AT&T said the deal was legal, and pre-emptively offered to take any disputes with pay TV rivals to arbitration while refraining from withholding content, or "going dark", during the arbitration.
If AT&T wins, the Justice Department may rethink whether to sue to stop other deals where a company buys a supplier, known as a "vertical merger."
"It depends on the scope of the ruling.
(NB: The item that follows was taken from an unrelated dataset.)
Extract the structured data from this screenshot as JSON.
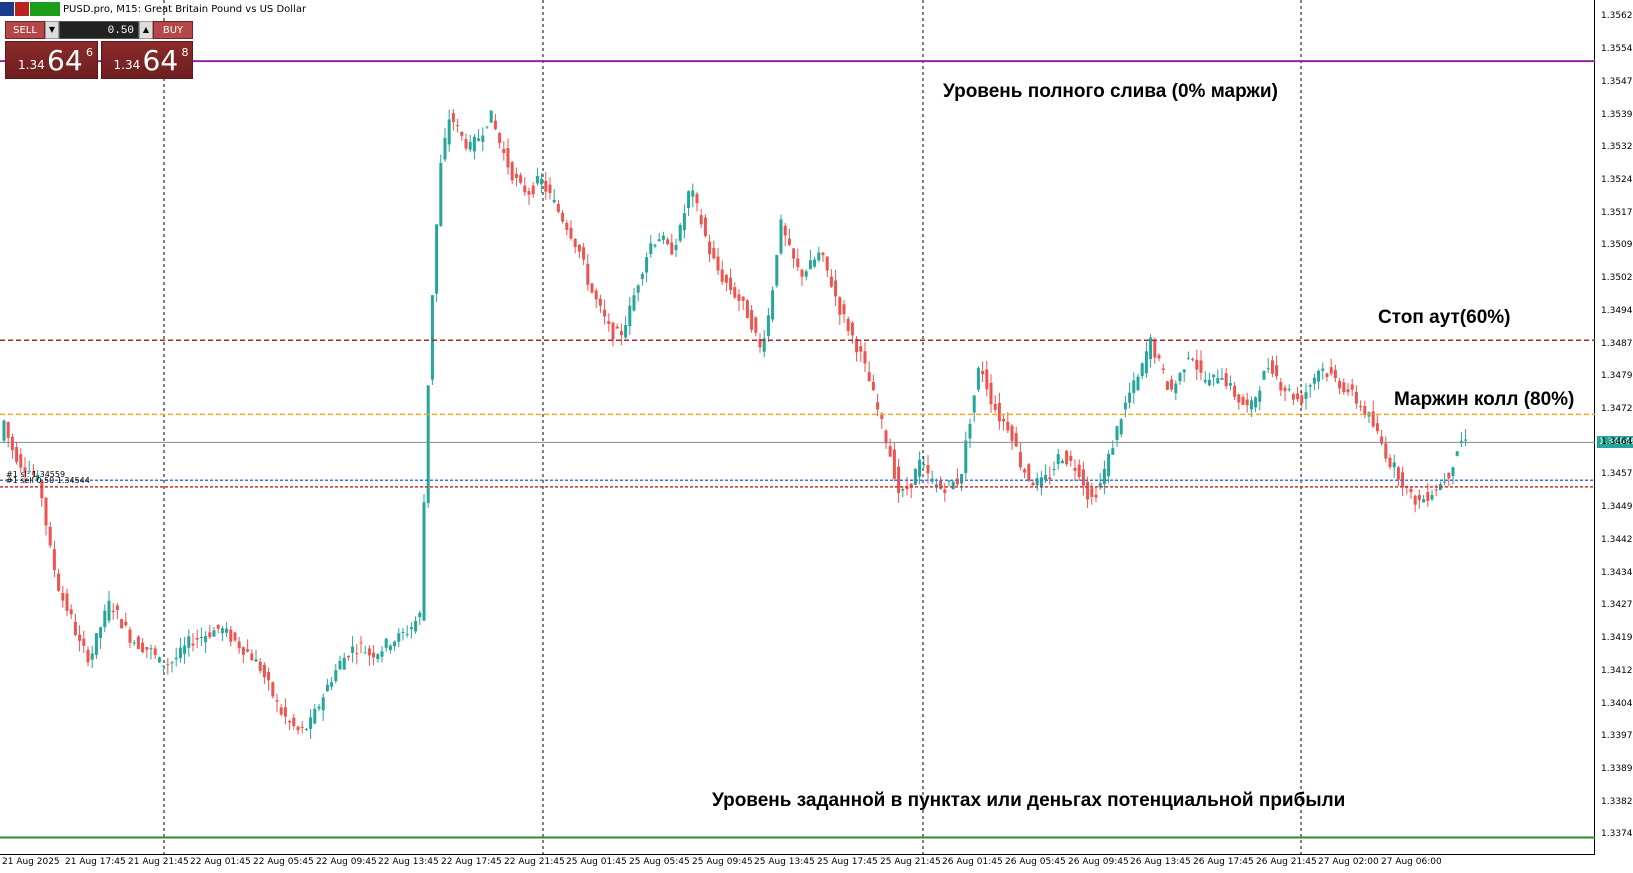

If it's narrow, like 'I don't think Time Warner content is that must-have,' that may have implications in a similar merger in the telecommunications space but may not have a drastic effect in other vertical mergers," said Caroline Holland, who was in the Antitrust Division during the administration of former President Barack Obama.
A big win for the Justice Department would send shudders down the spines of M&A bankers pursuing deals where a company seeks to merge with a supplier.
Already one deal depends on the ruling: Comcast Corp said in May that it was preparing a higher, all-cash offer for most of the media assets of Twenty-First Century Fox, but sources say it will only proceed if AT&T wins its case.
Two other vertical deals under review are Cigna Corp's plan to buy Express Scripts Holding Co for $52 billion and CVS Health Corp's planned merger with Aetna Inc for $69 billion.
Ahead of the court ruling, a top antitrust official at the Justice Department urged investors not to read too much into the decision to sue to stop AT&T from buying Time Warner.
Most proposed transactions were either good for consumers or neutral, said Makan Delrahim, the assistant attorney general for antitrust.
"I understand that some journalists and observers have recently expressed concern that the antitrust division no longer believes that vertical mergers can be efficient and beneficial to competition and consumers," he said. "Rest assured these concerns are misplaced."